De façon générale, il est nécessaire de limiter l'emploi de matériaux à hautes caractéristiques à une application locale, dans les zones où ils sont indispensables, ceci en raison de leur coût.
Par ailleurs, il n'existe pas, à notre connaissance, de technique permettant d'insérer de tels matériaux dans une culasse. L'insertion d'alliages d'aluminium ou de composites à matrices métalliques (par
exemple les alliages AlFe AlFeCe obtenus par métallurgie des poudres, puis corroyage, les alliages à hautes caractéristiques à chaud obtenus par procédé de type OSPREY, les composites à matrice métallique résultant d'imprégnation de préformes, par exemple par forgeage liquide - Squeeze Casting -...) placés à l'état solide dans la culasse au moment de la coulée se heurte à la difficulté de réussir à lier métallurgiquement le matériau de la culasse et celui du(ou des) insert(s).
Enfin, une autre voie actuellement développée pour renforcer localement le matériau d'une culasse consiste en l'imprégnation à la coulée de préformes (notamment d'alumine ou de carbure de silicium ou de renforts constitués de fibres longues). Mais ce type de technologie présente des surcoûts de fabrication élevés par rapport aux techniques usuelles de coulée par gravité et/ou sous basse pression, notamment en raison de la nécessité d'effectuer un vide partiel, puis d'imposer des surpressions de plusieurs Pa qui obligent à recouvrir les noyaux de sable d'une couche protectrice, afin de ne pas les imprégner eux-mêmes de métal liquide.
La demanderesse a donc recherché et mis au point des techniques d'élaboration permettant de couler différents alliages dans une culasse, et notamment des alliages à haute tolérance aux dommages côté chambre de combustion et des alliages à bas prix de revient et forte résistance mécanique dans le reste de la pièce.
La pièce selon l'invention est constituée de couches successives, jointives et sensiblement horizontales.
Plus précisément, il est apparu qu'il faut que chaque couche i-1 (i l 2) vérifie les conditions suivantes au moment de la coulée de la couche ultérieure i.
* Face inférieure de la couche i—1 : 50 à 100% de fraction solide
* Face supérieure de la couche i-1 : 0 à 80% de fraction solide et de préférence : Face inférieure de la couche i-1 : 70 à 100% de fraction solide
Face supérieure de la couche i-1 : 10 à 40% de fraction solide
Ces conditions peuvent s'obtenir par ajustement du mode de refroidissement du métal coulé, visant une extraction calorifique maximale par la base de chaque couche et en attendant le temps nécessaire à l'établissement des conditions ci-dessus.

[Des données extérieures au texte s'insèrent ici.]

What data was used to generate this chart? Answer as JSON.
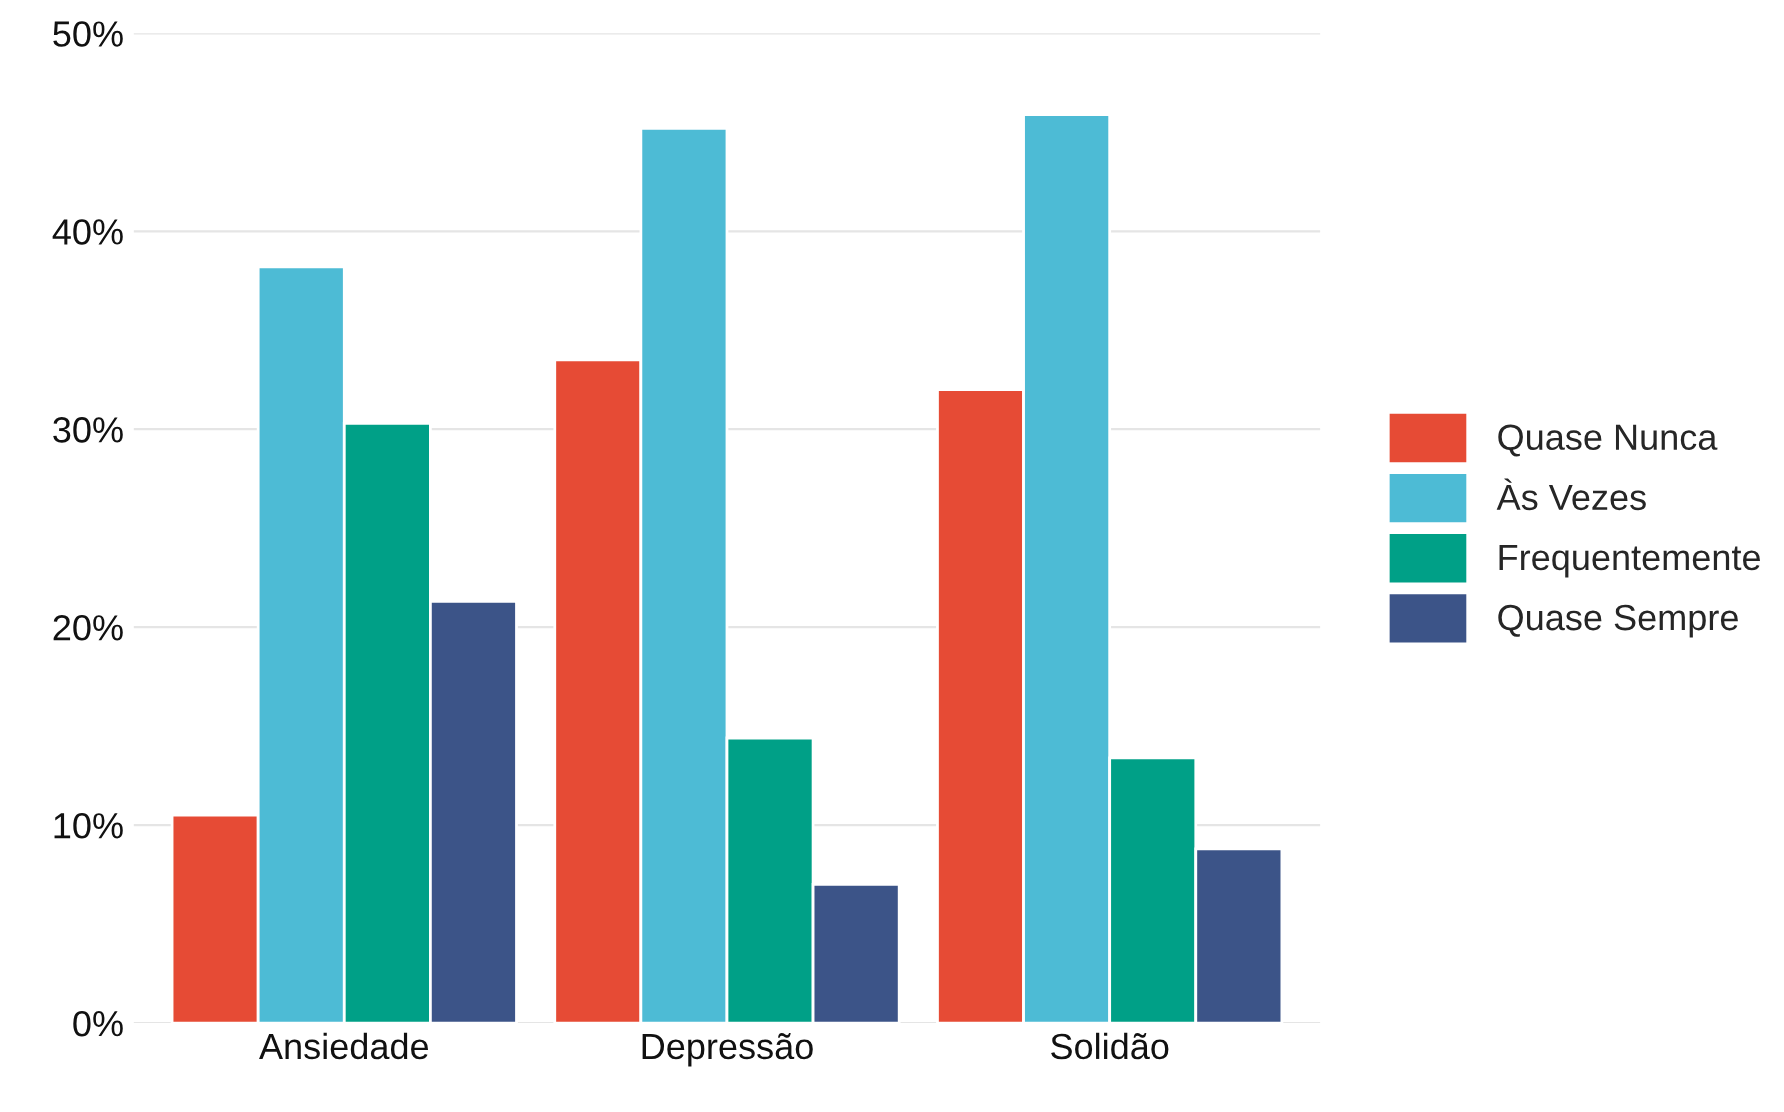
{
  "chart_data": {
    "type": "bar",
    "categories": [
      "Ansiedade",
      "Depressão",
      "Solidão"
    ],
    "series": [
      {
        "name": "Quase Nunca",
        "color": "#e64b35",
        "values": [
          10.5,
          33.5,
          32.0
        ]
      },
      {
        "name": "Às Vezes",
        "color": "#4dbbd5",
        "values": [
          38.2,
          45.2,
          45.9
        ]
      },
      {
        "name": "Frequentemente",
        "color": "#00a087",
        "values": [
          30.3,
          14.4,
          13.4
        ]
      },
      {
        "name": "Quase Sempre",
        "color": "#3c5488",
        "values": [
          21.3,
          7.0,
          8.8
        ]
      }
    ],
    "ylim": [
      0,
      50
    ],
    "yticks": [
      {
        "value": 0,
        "label": "0%"
      },
      {
        "value": 10,
        "label": "10%"
      },
      {
        "value": 20,
        "label": "20%"
      },
      {
        "value": 30,
        "label": "30%"
      },
      {
        "value": 40,
        "label": "40%"
      },
      {
        "value": 50,
        "label": "50%"
      }
    ],
    "grid": "y",
    "legend": "right"
  }
}
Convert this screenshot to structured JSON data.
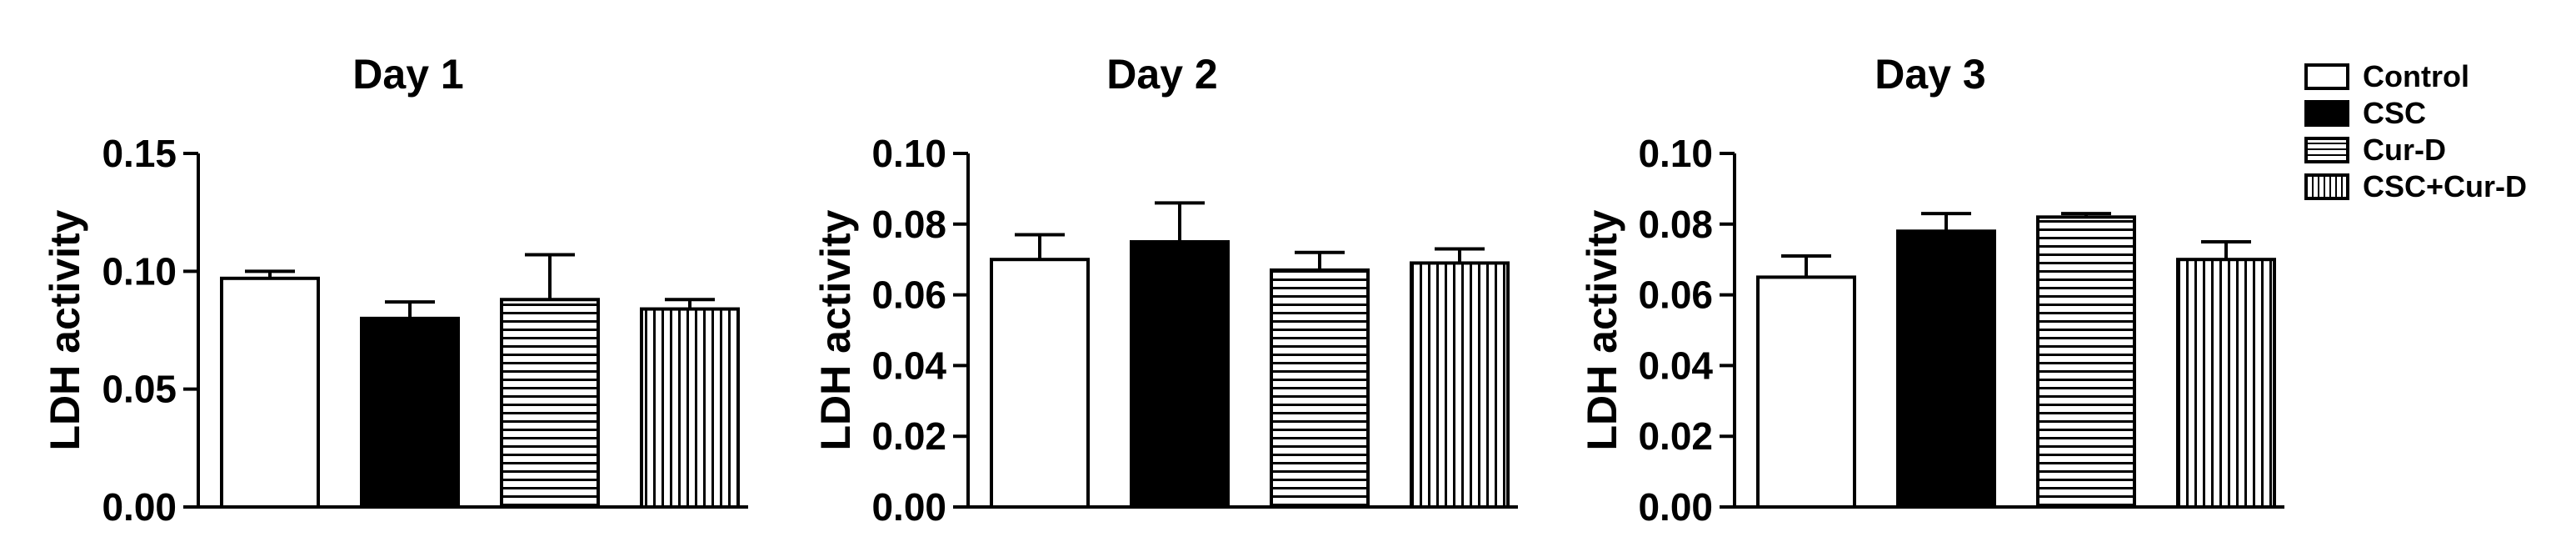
{
  "legend": {
    "placement": "right",
    "entries": [
      {
        "name": "Control",
        "pattern": "white"
      },
      {
        "name": "CSC",
        "pattern": "black"
      },
      {
        "name": "Cur-D",
        "pattern": "horizontal-stripes"
      },
      {
        "name": "CSC+Cur-D",
        "pattern": "vertical-stripes"
      }
    ]
  },
  "chart_data": [
    {
      "type": "bar",
      "title": "Day 1",
      "ylabel": "LDH activity",
      "xlabel": "",
      "ylim": [
        0,
        0.15
      ],
      "yticks": [
        "0.00",
        "0.05",
        "0.10",
        "0.15"
      ],
      "yticks_values": [
        0,
        0.05,
        0.1,
        0.15
      ],
      "categories": [
        "Control",
        "CSC",
        "Cur-D",
        "CSC+Cur-D"
      ],
      "values": [
        0.097,
        0.08,
        0.088,
        0.084
      ],
      "errors": [
        0.003,
        0.007,
        0.019,
        0.004
      ],
      "grid": false
    },
    {
      "type": "bar",
      "title": "Day 2",
      "ylabel": "LDH activity",
      "xlabel": "",
      "ylim": [
        0,
        0.1
      ],
      "yticks": [
        "0.00",
        "0.02",
        "0.04",
        "0.06",
        "0.08",
        "0.10"
      ],
      "yticks_values": [
        0,
        0.02,
        0.04,
        0.06,
        0.08,
        0.1
      ],
      "categories": [
        "Control",
        "CSC",
        "Cur-D",
        "CSC+Cur-D"
      ],
      "values": [
        0.07,
        0.075,
        0.067,
        0.069
      ],
      "errors": [
        0.007,
        0.011,
        0.005,
        0.004
      ],
      "grid": false
    },
    {
      "type": "bar",
      "title": "Day 3",
      "ylabel": "LDH activity",
      "xlabel": "",
      "ylim": [
        0,
        0.1
      ],
      "yticks": [
        "0.00",
        "0.02",
        "0.04",
        "0.06",
        "0.08",
        "0.10"
      ],
      "yticks_values": [
        0,
        0.02,
        0.04,
        0.06,
        0.08,
        0.1
      ],
      "categories": [
        "Control",
        "CSC",
        "Cur-D",
        "CSC+Cur-D"
      ],
      "values": [
        0.065,
        0.078,
        0.082,
        0.07
      ],
      "errors": [
        0.006,
        0.005,
        0.001,
        0.005
      ],
      "grid": false
    }
  ]
}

Dans la pratique, il s'agit de définir le temps d'attente, t , entre la fin de coulée de chaque couche (i-1) et le début de la couche i (i l 2), en fonction des conditions de refroidissement de la pièce moulée.
Pour des raisons évidentes de productivité, on cherche à ce que t soit aussi faible que possible dimensionnant en conséquence le système de refroidissement de la couche i-1. Le refroidissement de la pièce moulée est généralement assuré par une semelle métallique parcourue par un fluide caloporteur tel que l'eau.

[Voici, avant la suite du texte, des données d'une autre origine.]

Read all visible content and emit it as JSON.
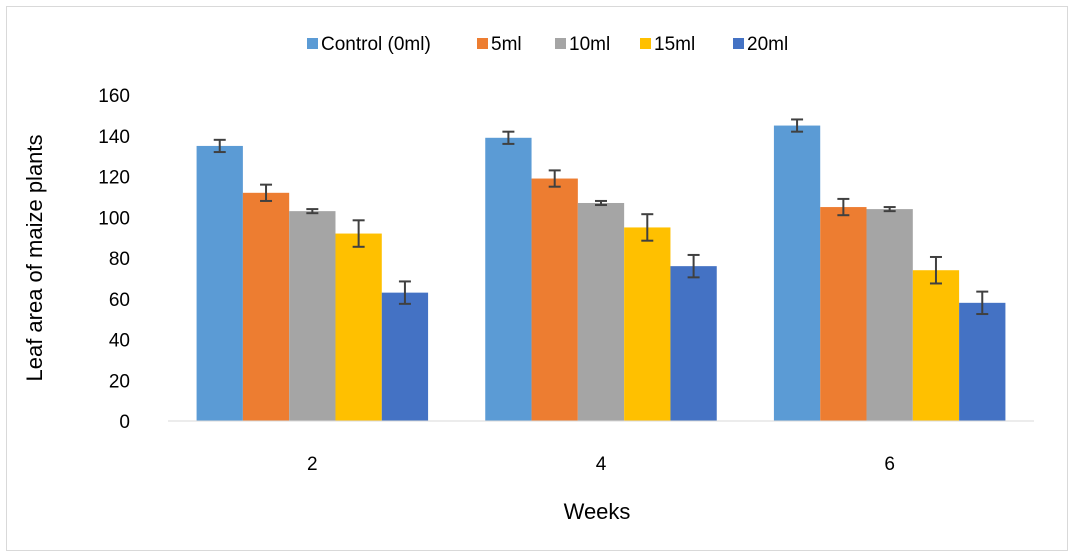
{
  "chart_data": {
    "type": "bar",
    "title": "",
    "xlabel": "Weeks",
    "ylabel": "Leaf area of maize plants",
    "categories": [
      "2",
      "4",
      "6"
    ],
    "ylim": [
      0,
      160
    ],
    "yticks": [
      0,
      20,
      40,
      60,
      80,
      100,
      120,
      140,
      160
    ],
    "grid": false,
    "legend_position": "top",
    "series": [
      {
        "name": "Control (0ml)",
        "color": "#5b9bd5",
        "values": [
          135,
          139,
          145
        ],
        "errors": [
          3,
          3,
          3
        ]
      },
      {
        "name": "5ml",
        "color": "#ed7d31",
        "values": [
          112,
          119,
          105
        ],
        "errors": [
          4,
          4,
          4
        ]
      },
      {
        "name": "10ml",
        "color": "#a5a5a5",
        "values": [
          103,
          107,
          104
        ],
        "errors": [
          1,
          1,
          1
        ]
      },
      {
        "name": "15ml",
        "color": "#ffc000",
        "values": [
          92,
          95,
          74
        ],
        "errors": [
          6.5,
          6.5,
          6.5
        ]
      },
      {
        "name": "20ml",
        "color": "#4472c4",
        "values": [
          63,
          76,
          58
        ],
        "errors": [
          5.5,
          5.5,
          5.5
        ]
      }
    ]
  }
}
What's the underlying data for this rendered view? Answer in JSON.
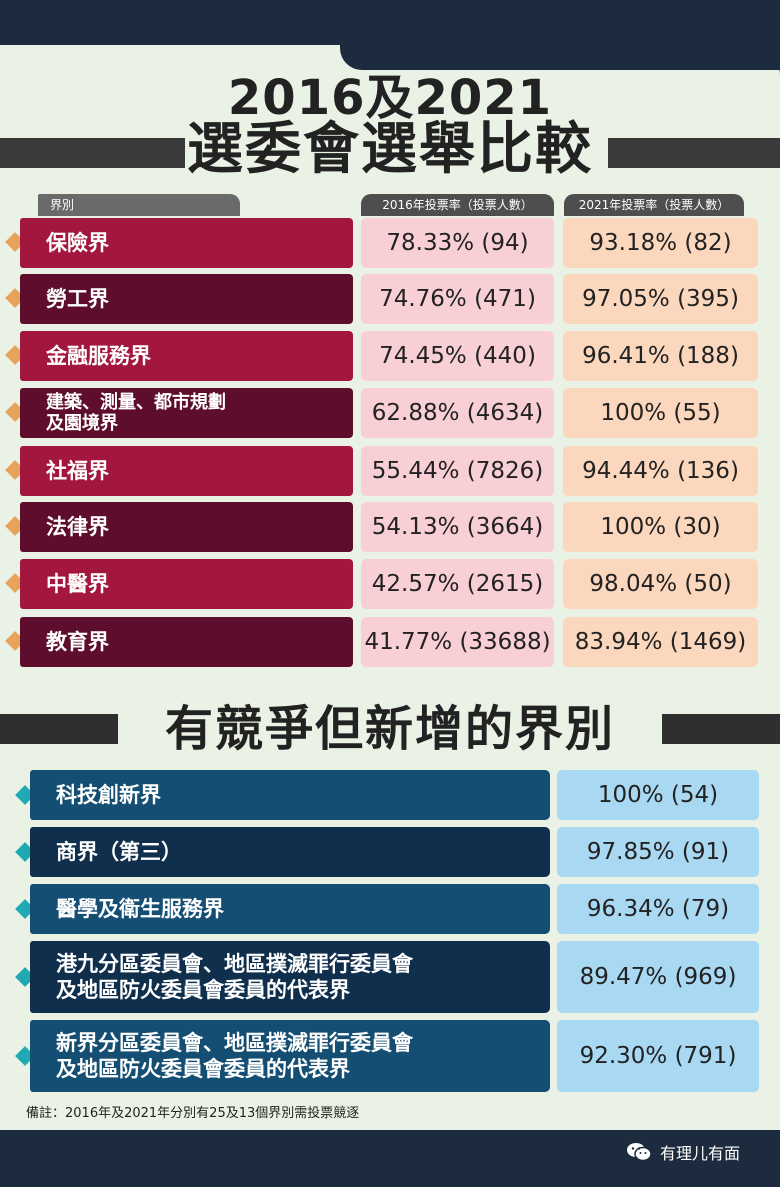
{
  "title": {
    "line1": "2016及2021",
    "line2": "選委會選舉比較"
  },
  "table": {
    "header_label": "界別",
    "header_2016": "2016年投票率（投票人數）",
    "header_2021": "2021年投票率（投票人數）",
    "rows": [
      {
        "name": "保險界",
        "v2016": "78.33% (94)",
        "v2021": "93.18% (82)"
      },
      {
        "name": "勞工界",
        "v2016": "74.76% (471)",
        "v2021": "97.05% (395)"
      },
      {
        "name": "金融服務界",
        "v2016": "74.45% (440)",
        "v2021": "96.41% (188)"
      },
      {
        "name": "建築、測量、都市規劃\n及園境界",
        "v2016": "62.88% (4634)",
        "v2021": "100% (55)"
      },
      {
        "name": "社福界",
        "v2016": "55.44% (7826)",
        "v2021": "94.44% (136)"
      },
      {
        "name": "法律界",
        "v2016": "54.13% (3664)",
        "v2021": "100% (30)"
      },
      {
        "name": "中醫界",
        "v2016": "42.57% (2615)",
        "v2021": "98.04% (50)"
      },
      {
        "name": "教育界",
        "v2016": "41.77% (33688)",
        "v2021": "83.94% (1469)"
      }
    ]
  },
  "section2": {
    "title": "有競爭但新增的界別",
    "rows": [
      {
        "name": "科技創新界",
        "value": "100% (54)"
      },
      {
        "name": "商界（第三）",
        "value": "97.85% (91)"
      },
      {
        "name": "醫學及衛生服務界",
        "value": "96.34% (79)"
      },
      {
        "name": "港九分區委員會、地區撲滅罪行委員會\n及地區防火委員會委員的代表界",
        "value": "89.47% (969)"
      },
      {
        "name": "新界分區委員會、地區撲滅罪行委員會\n及地區防火委員會委員的代表界",
        "value": "92.30% (791)"
      }
    ]
  },
  "note": "備註：2016年及2021年分別有25及13個界別需投票競逐",
  "watermark": {
    "text": "有理儿有面",
    "icon": "wechat-icon"
  },
  "colors": {
    "crimson": "#a3163e",
    "maroon": "#5e0e2c",
    "pink_cell": "#f9cfd6",
    "peach_cell": "#fbd8bd",
    "navy_light": "#154e73",
    "navy_dark": "#0f2f4c",
    "blue_cell": "#a9d8f2",
    "diamond_orange": "#e7a25c",
    "diamond_teal": "#1fa9b2",
    "panel": "#eaf2e6",
    "dark_bg": "#1c2b3e"
  }
}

Les fractions solides sont déterminées préalablement de façon expérimentale par analyse thermique, par exemple en plaçant au moins deux thermocouples dans chaque couche (i-1), l'un dans la zone proche de l'interface avec la couche suivante, et l'autre au voisinage de la base de la couche.
Les fractions solides sont déterminées à partir de ces analyses thermiques par l'utilisation de diagrammes d'équilibre du métal coulé assimilé en général à un alliage binaire à base d'Al. Le principe du calcul est donné en Annexe.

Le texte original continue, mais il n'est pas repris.